Getty Images, a preeminent provider of online digital media, has taken issue with Stable AI’s use of copyrighted images to train the Stable Diffusion model. On February 3, 2023, Getty Images filed a complaint against Stability AI in the District of Delaware that claimed the AI company unlawfully used over 12 million of Getty Images’ photos and accompanying captions and metadata.

Getty Images hosts an enormous library of digital content, the majority of which are copyrighted stock photographs that customers (primarily creative, corporate, and media professionals) can pay to use, royalty-free. Getty Images obtains its high-quality images by employing staff photographers and licensing the use of images from third parties.

The complaint asserts that Stability AI’s use of Getty’s database to train the Stable Diffusion model so that it can synthesize new images violates Getty’s intellectual property rights. The suit alleges that Stability AI has taken “[proprietary] content from Getty Images without permission, depriving Getty Images and its contributors of fair compensation.”

The complaint points out that since Stable Diffusion was trained using Getty Images, many of the visual works that Stable Diffusion generates are derivative of the original copyrighted images owned by Getty. The ability to create derivative works is an exclusive right endowed to the copyright owner. The suit further states that “…by utilizing Getty Images’ copyrighted content for artificial intelligence and machine learning, Stability AI is stealing a service that Getty Images already provides to paying customers in the marketplace for that very purpose.”

These claims are not the first that Stability AI has faced in 2023. On January 13th, three individual artists (Sarah Andersen, Kelly McKernan, and Karla Ortiz) filed a separate class action suit against Stability AI, along with defendants Midjourney, Inc. and DeviantArt, Inc.—two other AI platforms that utilize Stable Diffusion’s model.

The suit was filed on behalf of all artists “that own a copyright interest in any work that was used to train any version of an AI Image Product that was offered directly and/or incorporated into another product by one or more Defendants.” The class action refers to Stability Diffusion as a “21st-century collage tool” where “the resulting image is necessarily a derivative work, because it is generated exclusively from a combination of the conditioning data and the latent images, all of which are copies of copyrighted images.”

While Stability AI has not formally responded to the lawsuits as of the time of this writing, several news outlets have reported a company spokesperson as stating: “Anyone that believes that this isn’t fair use does not understand the technology and misunderstands the law.”

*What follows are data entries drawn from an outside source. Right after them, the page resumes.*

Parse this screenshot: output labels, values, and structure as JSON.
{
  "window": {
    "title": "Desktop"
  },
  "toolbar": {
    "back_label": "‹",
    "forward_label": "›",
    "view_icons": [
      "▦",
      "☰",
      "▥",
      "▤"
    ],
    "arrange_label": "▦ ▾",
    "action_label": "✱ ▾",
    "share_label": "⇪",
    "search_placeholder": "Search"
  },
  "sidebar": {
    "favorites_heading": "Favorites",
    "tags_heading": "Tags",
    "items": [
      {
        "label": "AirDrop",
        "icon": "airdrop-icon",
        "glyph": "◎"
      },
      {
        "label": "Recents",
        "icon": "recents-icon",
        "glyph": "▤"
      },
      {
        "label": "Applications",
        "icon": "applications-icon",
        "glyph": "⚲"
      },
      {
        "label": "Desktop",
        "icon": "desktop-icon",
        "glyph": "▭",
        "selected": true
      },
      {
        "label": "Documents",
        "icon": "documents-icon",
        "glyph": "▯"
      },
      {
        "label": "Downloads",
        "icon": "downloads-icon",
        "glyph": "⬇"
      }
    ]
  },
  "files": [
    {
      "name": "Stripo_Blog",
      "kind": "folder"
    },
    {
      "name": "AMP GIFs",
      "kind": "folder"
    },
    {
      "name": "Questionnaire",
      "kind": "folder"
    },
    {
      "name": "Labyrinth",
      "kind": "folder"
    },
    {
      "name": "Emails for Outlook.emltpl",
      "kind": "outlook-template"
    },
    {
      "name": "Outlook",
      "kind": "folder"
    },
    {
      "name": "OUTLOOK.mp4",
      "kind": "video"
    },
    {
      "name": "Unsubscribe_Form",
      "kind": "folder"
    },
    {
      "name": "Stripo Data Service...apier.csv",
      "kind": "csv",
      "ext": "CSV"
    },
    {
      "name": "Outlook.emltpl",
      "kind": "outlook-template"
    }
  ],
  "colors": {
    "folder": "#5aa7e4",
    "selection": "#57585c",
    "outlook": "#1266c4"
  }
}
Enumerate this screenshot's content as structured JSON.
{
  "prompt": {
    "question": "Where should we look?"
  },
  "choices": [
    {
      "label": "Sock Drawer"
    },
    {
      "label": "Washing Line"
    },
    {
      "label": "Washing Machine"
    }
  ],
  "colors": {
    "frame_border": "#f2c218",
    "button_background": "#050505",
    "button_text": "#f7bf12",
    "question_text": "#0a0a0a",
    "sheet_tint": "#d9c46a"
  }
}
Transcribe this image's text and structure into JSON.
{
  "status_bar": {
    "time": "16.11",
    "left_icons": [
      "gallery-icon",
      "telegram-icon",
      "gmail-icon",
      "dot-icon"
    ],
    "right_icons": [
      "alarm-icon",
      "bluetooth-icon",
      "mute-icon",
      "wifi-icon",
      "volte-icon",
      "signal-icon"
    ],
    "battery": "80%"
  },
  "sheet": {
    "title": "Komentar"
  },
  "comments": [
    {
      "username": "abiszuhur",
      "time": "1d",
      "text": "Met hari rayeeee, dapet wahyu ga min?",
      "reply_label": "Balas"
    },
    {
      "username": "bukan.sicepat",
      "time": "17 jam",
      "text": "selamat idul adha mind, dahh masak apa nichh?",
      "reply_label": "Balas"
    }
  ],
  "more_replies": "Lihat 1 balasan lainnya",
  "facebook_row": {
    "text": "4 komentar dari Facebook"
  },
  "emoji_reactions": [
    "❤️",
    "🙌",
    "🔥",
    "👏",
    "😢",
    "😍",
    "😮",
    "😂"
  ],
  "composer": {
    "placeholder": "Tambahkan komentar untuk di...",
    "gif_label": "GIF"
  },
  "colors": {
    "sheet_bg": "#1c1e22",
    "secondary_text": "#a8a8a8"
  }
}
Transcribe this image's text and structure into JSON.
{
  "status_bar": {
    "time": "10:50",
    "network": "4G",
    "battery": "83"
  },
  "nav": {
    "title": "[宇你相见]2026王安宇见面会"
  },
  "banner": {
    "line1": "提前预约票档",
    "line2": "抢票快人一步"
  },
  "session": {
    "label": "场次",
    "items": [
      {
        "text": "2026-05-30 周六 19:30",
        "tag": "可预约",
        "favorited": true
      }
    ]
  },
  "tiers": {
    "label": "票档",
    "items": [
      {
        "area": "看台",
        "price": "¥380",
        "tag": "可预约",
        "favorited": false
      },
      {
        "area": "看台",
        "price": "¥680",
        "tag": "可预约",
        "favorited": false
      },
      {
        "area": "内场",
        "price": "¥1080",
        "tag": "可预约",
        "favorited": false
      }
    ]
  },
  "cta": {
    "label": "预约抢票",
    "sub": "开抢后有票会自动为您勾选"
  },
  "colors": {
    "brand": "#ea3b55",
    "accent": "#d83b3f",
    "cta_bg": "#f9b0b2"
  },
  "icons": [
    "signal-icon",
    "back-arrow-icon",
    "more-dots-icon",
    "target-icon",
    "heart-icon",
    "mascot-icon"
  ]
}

Fair use is a fuzzy concept in copyright law, without a solid definition. The doctrine allows for the use of unlicensed, copyrighted content in certain situations. The Copyright Act sets out a series of factors for determining whether fair use has occurred. One of the factors courts consider is how much the new work replaces the market for the old work. Getty is making the case that the new AI works replace the market for the original Getty works; in fact, Getty argues that Stability Diffusion’s use of its images to train AI to create a new library of art threatens Getty’s entire business model.

Over the years, courts have adopted an additional test for determining whether the new work is “transformative”—whether it adds something new, with a further purpose or different character, altering the first with new expression, meaning, or message. The doctrine of transformative use has expanded in recent years, perhaps most notably through the cases challenging the Google Books project, wherein the court found that using unpublished books to create an indexed search tool was a transformative, and therefore fair, use. The current AI cases wherein existing art is mashed together to create new art may well teach us more about how far the transformative use doctrine can go.